Now if we want to test the the new configurations that are using the custom files, we can run

fts=# SELECT ts_debug('arabic', 'فجوات');
-[ RECORD 1 ]-----------------------------------------------------------------------------------------------------------------------------
ts_debug | (word,"Word, all letters",فجوات,"{arabic_hunspell}",arabic_hunspell,"{جو,فجوة,جوة,جو,فجوة,جوة,جو,فجوة,جوة,جو,فجوة,جوة}")

As you can see it's using our arabic_hunspell and the output is diffrent for the word فجوات

Is it good? nope, it's still not perfect, as we can see down below:

fts=# select to_tsquery('arabic', 'كتب');
-[ RECORD 1 ]---------------------------------------------------------
to_tsquery | 'كتب' | 'تب' | 'كتب' | 'تب' | 'تبي' | 'تب' | 'كتب' | 'تب'
 
fts=# select to_tsvector('arabic', 'يكتبون');
-[ RECORD 1 ]-----------
to_tsvector | 'يكتبون':1

يكتبون is not properly lexmized and therefore the search might not give an accurate results.

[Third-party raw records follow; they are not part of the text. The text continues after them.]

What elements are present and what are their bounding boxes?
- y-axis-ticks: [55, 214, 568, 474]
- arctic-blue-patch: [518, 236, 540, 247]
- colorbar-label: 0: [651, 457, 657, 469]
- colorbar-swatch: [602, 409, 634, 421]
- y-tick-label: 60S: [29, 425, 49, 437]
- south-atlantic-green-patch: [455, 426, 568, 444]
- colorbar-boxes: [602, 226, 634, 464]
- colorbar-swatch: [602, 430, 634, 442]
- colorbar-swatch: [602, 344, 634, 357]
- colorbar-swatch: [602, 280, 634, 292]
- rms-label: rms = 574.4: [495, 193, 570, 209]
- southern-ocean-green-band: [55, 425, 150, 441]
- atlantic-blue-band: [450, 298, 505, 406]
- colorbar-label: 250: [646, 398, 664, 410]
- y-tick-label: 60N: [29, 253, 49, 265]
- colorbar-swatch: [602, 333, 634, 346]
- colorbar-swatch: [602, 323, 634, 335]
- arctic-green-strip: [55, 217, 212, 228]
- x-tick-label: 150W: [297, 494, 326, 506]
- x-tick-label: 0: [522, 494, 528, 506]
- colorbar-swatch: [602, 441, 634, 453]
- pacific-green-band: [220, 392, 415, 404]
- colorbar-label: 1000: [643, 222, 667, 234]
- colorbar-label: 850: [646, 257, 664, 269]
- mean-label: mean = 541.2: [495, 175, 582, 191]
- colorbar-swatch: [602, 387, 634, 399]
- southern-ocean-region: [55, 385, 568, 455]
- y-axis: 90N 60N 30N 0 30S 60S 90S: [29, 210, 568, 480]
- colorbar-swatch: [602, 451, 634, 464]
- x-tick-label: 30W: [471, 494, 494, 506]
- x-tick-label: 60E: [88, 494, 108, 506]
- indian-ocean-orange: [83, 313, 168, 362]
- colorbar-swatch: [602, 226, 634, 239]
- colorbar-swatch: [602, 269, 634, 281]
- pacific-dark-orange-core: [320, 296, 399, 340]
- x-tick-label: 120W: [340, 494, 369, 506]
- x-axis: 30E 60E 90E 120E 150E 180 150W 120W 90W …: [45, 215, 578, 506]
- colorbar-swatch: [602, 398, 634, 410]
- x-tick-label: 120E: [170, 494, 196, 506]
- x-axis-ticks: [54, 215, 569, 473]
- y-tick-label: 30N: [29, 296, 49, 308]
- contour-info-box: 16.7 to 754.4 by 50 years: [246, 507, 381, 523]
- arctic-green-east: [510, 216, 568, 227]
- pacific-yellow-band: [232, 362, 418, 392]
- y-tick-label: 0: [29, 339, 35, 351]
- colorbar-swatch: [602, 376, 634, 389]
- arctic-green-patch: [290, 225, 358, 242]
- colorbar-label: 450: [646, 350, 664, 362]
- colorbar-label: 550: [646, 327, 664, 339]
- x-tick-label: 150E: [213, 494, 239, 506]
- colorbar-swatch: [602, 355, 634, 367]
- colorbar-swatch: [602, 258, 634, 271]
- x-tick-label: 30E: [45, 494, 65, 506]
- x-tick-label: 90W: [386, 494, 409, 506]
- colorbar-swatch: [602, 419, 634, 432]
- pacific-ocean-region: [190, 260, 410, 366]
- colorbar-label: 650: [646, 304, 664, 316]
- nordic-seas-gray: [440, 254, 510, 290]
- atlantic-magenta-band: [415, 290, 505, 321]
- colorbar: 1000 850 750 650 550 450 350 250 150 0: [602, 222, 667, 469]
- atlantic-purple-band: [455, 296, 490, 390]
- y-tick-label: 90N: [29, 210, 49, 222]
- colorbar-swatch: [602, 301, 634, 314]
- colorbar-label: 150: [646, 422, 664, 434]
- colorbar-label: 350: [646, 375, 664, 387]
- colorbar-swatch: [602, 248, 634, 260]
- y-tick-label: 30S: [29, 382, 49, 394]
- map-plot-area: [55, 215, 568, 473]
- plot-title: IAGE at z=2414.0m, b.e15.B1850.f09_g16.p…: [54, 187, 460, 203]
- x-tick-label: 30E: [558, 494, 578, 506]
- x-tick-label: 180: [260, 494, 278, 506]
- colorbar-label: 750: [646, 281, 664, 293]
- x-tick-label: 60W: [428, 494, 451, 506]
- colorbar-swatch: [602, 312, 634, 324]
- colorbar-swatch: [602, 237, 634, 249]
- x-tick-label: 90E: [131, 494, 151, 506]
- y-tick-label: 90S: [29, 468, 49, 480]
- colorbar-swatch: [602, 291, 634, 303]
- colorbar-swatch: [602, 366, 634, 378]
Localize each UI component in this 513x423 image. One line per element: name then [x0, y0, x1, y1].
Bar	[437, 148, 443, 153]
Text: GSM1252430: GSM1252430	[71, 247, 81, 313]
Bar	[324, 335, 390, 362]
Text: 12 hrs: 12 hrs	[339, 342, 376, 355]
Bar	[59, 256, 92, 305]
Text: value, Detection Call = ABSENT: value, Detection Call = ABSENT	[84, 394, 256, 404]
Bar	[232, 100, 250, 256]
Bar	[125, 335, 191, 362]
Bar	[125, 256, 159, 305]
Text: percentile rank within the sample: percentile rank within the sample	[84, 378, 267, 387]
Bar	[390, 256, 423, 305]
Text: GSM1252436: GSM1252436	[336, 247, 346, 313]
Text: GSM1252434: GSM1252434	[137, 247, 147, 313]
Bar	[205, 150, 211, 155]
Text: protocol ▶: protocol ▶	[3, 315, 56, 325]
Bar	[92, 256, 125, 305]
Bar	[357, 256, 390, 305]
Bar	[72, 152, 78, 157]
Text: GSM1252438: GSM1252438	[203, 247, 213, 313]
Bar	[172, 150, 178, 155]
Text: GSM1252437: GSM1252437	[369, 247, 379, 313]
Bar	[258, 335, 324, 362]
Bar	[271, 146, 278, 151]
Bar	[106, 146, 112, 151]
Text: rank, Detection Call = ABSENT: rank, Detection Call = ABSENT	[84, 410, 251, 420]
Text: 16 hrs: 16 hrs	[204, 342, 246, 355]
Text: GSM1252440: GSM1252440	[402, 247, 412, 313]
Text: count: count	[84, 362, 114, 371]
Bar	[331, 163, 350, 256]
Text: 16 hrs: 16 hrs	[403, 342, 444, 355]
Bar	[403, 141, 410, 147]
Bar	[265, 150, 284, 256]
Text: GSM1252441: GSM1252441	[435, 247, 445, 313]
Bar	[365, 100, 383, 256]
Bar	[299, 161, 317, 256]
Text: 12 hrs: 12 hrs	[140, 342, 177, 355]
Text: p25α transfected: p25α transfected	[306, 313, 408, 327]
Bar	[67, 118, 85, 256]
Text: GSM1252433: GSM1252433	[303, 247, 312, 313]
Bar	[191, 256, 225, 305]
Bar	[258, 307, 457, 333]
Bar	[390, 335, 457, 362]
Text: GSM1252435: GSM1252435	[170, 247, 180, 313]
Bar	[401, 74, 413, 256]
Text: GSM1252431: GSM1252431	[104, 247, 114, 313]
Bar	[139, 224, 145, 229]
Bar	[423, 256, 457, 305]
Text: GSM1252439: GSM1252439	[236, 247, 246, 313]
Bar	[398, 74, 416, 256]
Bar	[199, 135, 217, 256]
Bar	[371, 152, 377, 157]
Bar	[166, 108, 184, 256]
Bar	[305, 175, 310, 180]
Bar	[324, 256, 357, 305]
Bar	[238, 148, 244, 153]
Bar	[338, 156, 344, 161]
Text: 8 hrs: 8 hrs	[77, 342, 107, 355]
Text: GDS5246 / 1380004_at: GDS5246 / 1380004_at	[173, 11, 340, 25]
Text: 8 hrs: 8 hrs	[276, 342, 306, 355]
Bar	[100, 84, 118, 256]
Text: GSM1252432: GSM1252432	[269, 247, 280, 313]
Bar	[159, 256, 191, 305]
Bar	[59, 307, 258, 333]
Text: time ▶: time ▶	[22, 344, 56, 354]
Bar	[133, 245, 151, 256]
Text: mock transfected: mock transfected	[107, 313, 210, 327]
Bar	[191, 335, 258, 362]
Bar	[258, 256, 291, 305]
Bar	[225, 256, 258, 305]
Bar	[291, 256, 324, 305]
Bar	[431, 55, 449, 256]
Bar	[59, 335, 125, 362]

Let's try to configure the synonym dictionary and see it in action

I created a file called ar.syn with this content

يثرب المدينة
طيبة المدينة

This is telling postgres to lexmize both words to "المدينة".

After copying the file to the tsearch directory as we did before with hunspell dictionary, we create the synonym dictionary to use this file, and change the configuration to use the synonym dictionary

CREATE TEXT SEARCH DICTIONARY arabic_syn (
    TEMPLATE = synonym,
    SYNONYMS = ar
);
 
ALTER TEXT SEARCH CONFIGURATION arabic
    ALTER MAPPING FOR
        asciiword, asciihword, hword_asciipart,
        word, hword, hword_part
    WITH arabic_syn, arabic_hunspell;

Postgres now is lexemizing the words to their synonym we defined in the file: Synonym example

and this is an example of the query results in action:

Synonym in action

FTS: Performance & Optimization

Full text search can become very slow when your data becomes too large, and therefore there 2 things you should do:

Index: For each language you need an index in case you want to support mulitple languages

CREATE INDEX arabic_col_idx ON table_name USING GIN (to_tsvector('arabic', col_name));

you can use GIST index too

Saving the vector in the databse: to save the time lexemzing the content

CREATE TABLE my_table (
  id serial PRIMARY KEY,
  content text,
  content_vector tsvector GENERATED ALWAYS AS (to_tsvector('arabic', content)) STORED
);

Now you can just use that column directly when searching

SELECT * FROM my_table WHERE content_vector @@ to_tsquery('arabic', 'طيبة');

FTS: Ranking

Ranking attempts to measure how relevant documents are to a particular query, so that when there are many matches the most relevant ones can be shown first - postgres.org

There are 2 ranking functions in postgres

ts_rank(): ranks results based on the on the frequency of their matching lexemes
ts_rank_cd(): computes the "cover density" ranking

SELECT
   name,
   ts_rank_cd(to_tsvector('arabic', name), to_tsquery('arabic', 'text')) rank
FROM documents
WHERE to_tsvector('arabic', name) @@ to_tsquery('arabic', 'text')
ORDER BY rank DESC

Final review

Full text search is a powerful technique that enhances query results and the experience of your users, but as we saw some languages like arabic support is still very limited due to the nature of the language, but if you are planning to use it for other languages, you will get a super nice results especially when you mix it with the synonym dictionary.